Maybe what I can’t face is the meaning of the word “it” in you can’t take it with you. I did take the corporeal ticket stub along with me. I did take the memories of my home in Milford, my family, my friends, and my school with me, too. Last week I had yet another (in a long series) birthday and wrinkles have recently broken out in a new quadrant of my face. Today, I realize my nest of words and oddments were supposed to fend off the contemplation—let alone the fact of—death. Really, I’m not gloomy; I’m just striving to face facts within the constraints of my sort of touchy-feely, but agnostic worldview. I don’t have clouds with angels, I don’t have a great wheel that turns, but I do have poetry. This morning, finally finishing up this blog that has been sitting on my table and my mind for two weeks, I have words in my head. I hear Yeats and Easter, 1916, the last lines of A Portrait of the Artist as a Young Man, and a Meskwaki poem, from The Little Square Review (Number 5-6, Spring-Summer 1968) that my friend Jan gave me for my birthday over forty years ago. Oh, and a touch of Tennyson’s Ulysses, and I bet my contemporaries know which lines I am hearing.

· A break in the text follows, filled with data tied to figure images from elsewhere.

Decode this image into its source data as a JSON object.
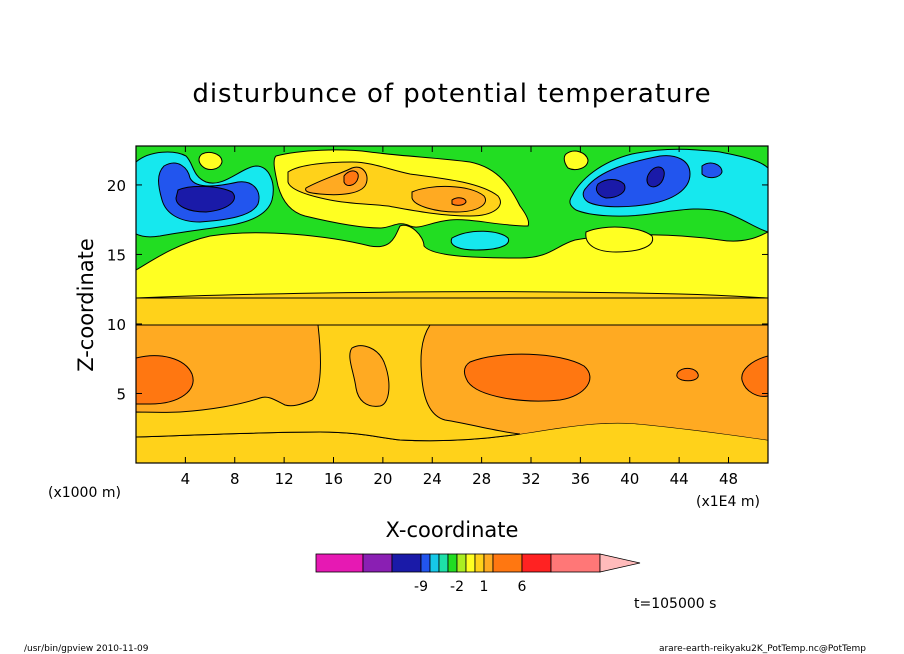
{
  "chart_data": {
    "type": "heatmap",
    "title": "disturbunce of potential temperature",
    "xlabel": "X-coordinate",
    "ylabel": "Z-coordinate",
    "x_unit_left": "(x1000 m)",
    "x_unit_right": "(x1E4 m)",
    "xlim": [
      0,
      51.2
    ],
    "ylim": [
      0,
      22.8
    ],
    "x_ticks": [
      4,
      8,
      12,
      16,
      20,
      24,
      28,
      32,
      36,
      40,
      44,
      48
    ],
    "y_ticks": [
      5,
      10,
      15,
      20
    ],
    "colorbar": {
      "colors": [
        "#e619b3",
        "#8a1fb3",
        "#1a1aa8",
        "#2255ee",
        "#16c8e8",
        "#1ee0a8",
        "#22dd22",
        "#aaee22",
        "#ffff22",
        "#ffd21a",
        "#ffaa22",
        "#ff7711",
        "#ff2222",
        "#ff7777",
        "#ffbbbb"
      ],
      "labels": [
        {
          "text": "-9",
          "index": 2
        },
        {
          "text": "-2",
          "index": 6
        },
        {
          "text": "1",
          "index": 9
        },
        {
          "text": "6",
          "index": 12
        }
      ]
    },
    "time_label": "t=105000 s",
    "footer_left": "/usr/bin/gpview  2010-11-09",
    "footer_right": "arare-earth-reikyaku2K_PotTemp.nc@PotTemp",
    "levels": [
      {
        "name": "cold-cell-left",
        "color": "#1a1aa8",
        "x": 6.0,
        "z": 19.3
      },
      {
        "name": "cold-cell-right",
        "color": "#1a1aa8",
        "x": 38.8,
        "z": 19.6
      },
      {
        "name": "warm-cell-mid",
        "color": "#ff7711",
        "x": 30.5,
        "z": 6.2
      },
      {
        "name": "warm-cell-left",
        "color": "#ff7711",
        "x": 2.0,
        "z": 6.2
      }
    ]
  }
}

Tis not too late to seek a newer world.
Push off, and sitting well in order smite
The sounding furrows; for my purpose holds
To sail beyond the sunset, and the baths
Of all the western stars, until I die.
It may be that the gulfs will wash us down:
It may be we shall touch the Happy Isles,
And see the great Achilles, whom we knew
Though much is taken, much abides; and though
We are not now that strength which in old days
Moved earth and heaven; that which we are, we are;
One equal temper of heroic hearts,
Made weak by time and fate, but strong in will
To strive, to seek, to find, and not to yield.Alfred, Lord Tennyson, 1833
I’m done. I will either throw the ticket stub in the trash or pocket veto it in my top dresser drawer. Thanks for listening.
Next: Trying to write about death bogged me down some, so my next blog—in time for the holidays—will be about New Orleans pralines and other old recipes. See you then.

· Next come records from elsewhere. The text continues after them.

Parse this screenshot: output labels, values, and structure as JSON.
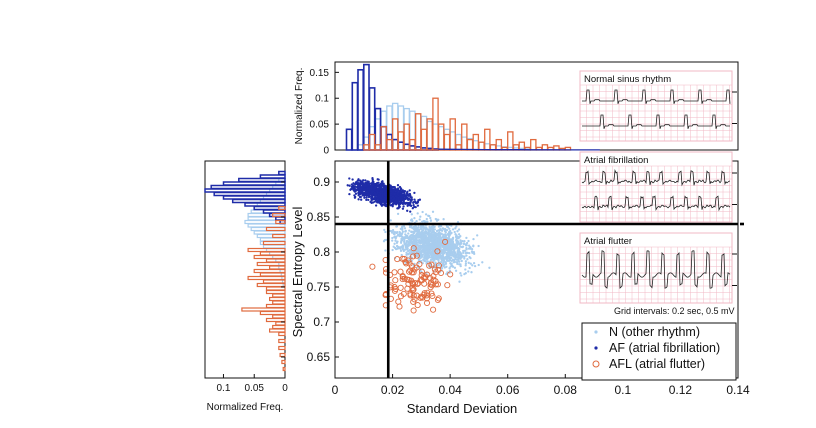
{
  "chart_data": [
    {
      "type": "scatter",
      "name": "main-scatter",
      "xlabel": "Standard Deviation",
      "ylabel": "Spectral Entropy Level",
      "xlim": [
        0,
        0.14
      ],
      "ylim": [
        0.62,
        0.93
      ],
      "xticks": [
        "0",
        "0.02",
        "0.04",
        "0.06",
        "0.08",
        "0.1",
        "0.12",
        "0.14"
      ],
      "yticks": [
        "0.65",
        "0.7",
        "0.75",
        "0.8",
        "0.85",
        "0.9"
      ],
      "thresholds": {
        "x": 0.0185,
        "y": 0.84
      },
      "series": [
        {
          "name": "N (other rhythm)",
          "color": "#a8cdee",
          "marker": "dot",
          "cluster": {
            "x_center": 0.034,
            "x_spread": 0.016,
            "y_center": 0.81,
            "y_spread": 0.038,
            "x_range": [
              0.003,
              0.085
            ],
            "y_range": [
              0.7,
              0.9
            ]
          }
        },
        {
          "name": "AF (atrial fibrillation)",
          "color": "#1f2ca8",
          "marker": "dot",
          "cluster": {
            "x_center": 0.017,
            "x_spread": 0.012,
            "y_center": 0.883,
            "y_spread": 0.018,
            "x_range": [
              0.002,
              0.075
            ],
            "y_range": [
              0.8,
              0.915
            ]
          }
        },
        {
          "name": "AFL (atrial flutter)",
          "color": "#e06a3e",
          "marker": "circle",
          "cluster": {
            "x_center": 0.028,
            "x_spread": 0.014,
            "y_center": 0.76,
            "y_spread": 0.055,
            "x_range": [
              0.005,
              0.07
            ],
            "y_range": [
              0.625,
              0.86
            ]
          }
        }
      ]
    },
    {
      "type": "bar",
      "name": "top-histogram",
      "ylabel": "Normalized Freq.",
      "xlim": [
        0,
        0.14
      ],
      "ylim": [
        0,
        0.17
      ],
      "yticks": [
        "0",
        "0.05",
        "0.1",
        "0.15"
      ],
      "bin_width": 0.002,
      "series": [
        {
          "name": "AF",
          "color": "#1f2ca8",
          "bin_starts": [
            0.004,
            0.006,
            0.008,
            0.01,
            0.012,
            0.014,
            0.016,
            0.018,
            0.02,
            0.022,
            0.024,
            0.026,
            0.028,
            0.03,
            0.032,
            0.034
          ],
          "values": [
            0.04,
            0.13,
            0.155,
            0.165,
            0.12,
            0.08,
            0.045,
            0.03,
            0.02,
            0.015,
            0.011,
            0.008,
            0.006,
            0.004,
            0.003,
            0.002
          ]
        },
        {
          "name": "N",
          "color": "#a8cdee",
          "bin_starts": [
            0.008,
            0.01,
            0.012,
            0.014,
            0.016,
            0.018,
            0.02,
            0.022,
            0.024,
            0.026,
            0.028,
            0.03,
            0.032,
            0.034,
            0.036,
            0.038,
            0.04,
            0.042,
            0.044,
            0.046,
            0.048,
            0.05,
            0.052,
            0.054,
            0.056,
            0.058,
            0.06,
            0.062,
            0.064,
            0.066
          ],
          "values": [
            0.01,
            0.025,
            0.045,
            0.06,
            0.075,
            0.085,
            0.09,
            0.085,
            0.08,
            0.075,
            0.07,
            0.065,
            0.055,
            0.05,
            0.045,
            0.04,
            0.035,
            0.03,
            0.025,
            0.022,
            0.018,
            0.015,
            0.012,
            0.01,
            0.008,
            0.006,
            0.005,
            0.004,
            0.003,
            0.002
          ]
        },
        {
          "name": "AFL",
          "color": "#e06a3e",
          "bin_starts": [
            0.01,
            0.012,
            0.014,
            0.016,
            0.018,
            0.02,
            0.022,
            0.024,
            0.026,
            0.028,
            0.03,
            0.032,
            0.034,
            0.036,
            0.038,
            0.04,
            0.042,
            0.044,
            0.046,
            0.048,
            0.05,
            0.052,
            0.054,
            0.056,
            0.058,
            0.06,
            0.062,
            0.064,
            0.066,
            0.068,
            0.07,
            0.072,
            0.074,
            0.076,
            0.078,
            0.08
          ],
          "values": [
            0.01,
            0.03,
            0.01,
            0.045,
            0.02,
            0.06,
            0.035,
            0.05,
            0.02,
            0.07,
            0.04,
            0.06,
            0.1,
            0.05,
            0.03,
            0.06,
            0.01,
            0.05,
            0.02,
            0.03,
            0.015,
            0.04,
            0.01,
            0.02,
            0.005,
            0.035,
            0.01,
            0.015,
            0.005,
            0.02,
            0.005,
            0.01,
            0.005,
            0.008,
            0.003,
            0.005
          ]
        }
      ]
    },
    {
      "type": "bar",
      "orientation": "horizontal",
      "name": "left-histogram",
      "xlabel": "Normalized Freq.",
      "xlim": [
        0,
        0.13
      ],
      "ylim": [
        0.62,
        0.93
      ],
      "xticks": [
        "0.1",
        "0.05",
        "0"
      ],
      "bin_width": 0.005,
      "series": [
        {
          "name": "AF",
          "color": "#1f2ca8",
          "bin_starts": [
            0.91,
            0.905,
            0.9,
            0.895,
            0.89,
            0.885,
            0.88,
            0.875,
            0.87,
            0.865,
            0.86,
            0.855,
            0.85,
            0.845,
            0.84
          ],
          "values": [
            0.01,
            0.04,
            0.075,
            0.1,
            0.12,
            0.13,
            0.115,
            0.1,
            0.085,
            0.065,
            0.05,
            0.035,
            0.025,
            0.015,
            0.008
          ]
        },
        {
          "name": "N",
          "color": "#a8cdee",
          "bin_starts": [
            0.9,
            0.895,
            0.89,
            0.885,
            0.88,
            0.875,
            0.87,
            0.865,
            0.86,
            0.855,
            0.85,
            0.845,
            0.84,
            0.835,
            0.83,
            0.825,
            0.82,
            0.815,
            0.81,
            0.805,
            0.8,
            0.795,
            0.79,
            0.785,
            0.78,
            0.775,
            0.77,
            0.765,
            0.76,
            0.755,
            0.75
          ],
          "values": [
            0.01,
            0.015,
            0.02,
            0.025,
            0.03,
            0.035,
            0.04,
            0.045,
            0.05,
            0.055,
            0.06,
            0.06,
            0.065,
            0.06,
            0.055,
            0.05,
            0.045,
            0.04,
            0.04,
            0.035,
            0.03,
            0.025,
            0.02,
            0.015,
            0.01,
            0.01,
            0.008,
            0.006,
            0.005,
            0.004,
            0.003
          ]
        },
        {
          "name": "AFL",
          "color": "#e06a3e",
          "bin_starts": [
            0.86,
            0.85,
            0.84,
            0.83,
            0.82,
            0.81,
            0.8,
            0.795,
            0.79,
            0.785,
            0.78,
            0.775,
            0.77,
            0.765,
            0.76,
            0.755,
            0.75,
            0.745,
            0.74,
            0.735,
            0.73,
            0.725,
            0.72,
            0.715,
            0.71,
            0.705,
            0.7,
            0.695,
            0.69,
            0.685,
            0.68,
            0.67,
            0.66,
            0.65,
            0.64,
            0.63
          ],
          "values": [
            0.01,
            0.02,
            0.015,
            0.03,
            0.02,
            0.035,
            0.06,
            0.04,
            0.05,
            0.03,
            0.045,
            0.025,
            0.05,
            0.04,
            0.06,
            0.035,
            0.045,
            0.03,
            0.03,
            0.02,
            0.025,
            0.02,
            0.03,
            0.07,
            0.04,
            0.02,
            0.03,
            0.015,
            0.02,
            0.025,
            0.01,
            0.01,
            0.01,
            0.008,
            0.005,
            0.003
          ]
        }
      ]
    }
  ],
  "legend": {
    "entries": [
      {
        "label": "N (other rhythm)",
        "color": "#a8cdee",
        "marker": "dot"
      },
      {
        "label": "AF (atrial fibrillation)",
        "color": "#1f2ca8",
        "marker": "dot"
      },
      {
        "label": "AFL (atrial flutter)",
        "color": "#e06a3e",
        "marker": "circle"
      }
    ],
    "placement": "bottom-right"
  },
  "ecg_inset": {
    "panels": [
      {
        "title": "Normal sinus rhythm",
        "rhythm": "normal"
      },
      {
        "title": "Atrial fibrillation",
        "rhythm": "af"
      },
      {
        "title": "Atrial flutter",
        "rhythm": "afl"
      }
    ],
    "grid_note": "Grid intervals: 0.2 sec, 0.5 mV",
    "grid_color": "#f2b8c6"
  },
  "colors": {
    "axis": "#111111",
    "threshold": "#000000"
  }
}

Loved it! We miss you guys. Marilyn
Miss you guys, too. Happy Thanksgiving!
I’m obviously a little behind on your blog. But this particular one has special meaning for me as I appear to be a memory hoarder. Every pay stub for my entire working history since returning from North Rim for instance. You have inspired me to at least try to “let go” of certain things that are of no value to anyone but me. Thank you Lynda.
Art
Hi, Art,
Well, I do think these pieces of paper are of value, but–I keep telling myself–it’s our stories and our memories, not the actual physical objects that are important. As it turned out, I couldn’t quite get rid of this ticket stub yet. I stuffed it in my dresser drawer. On another note, we think we will be heading your way in January and hope to get a chance to see you. Happy Holidays.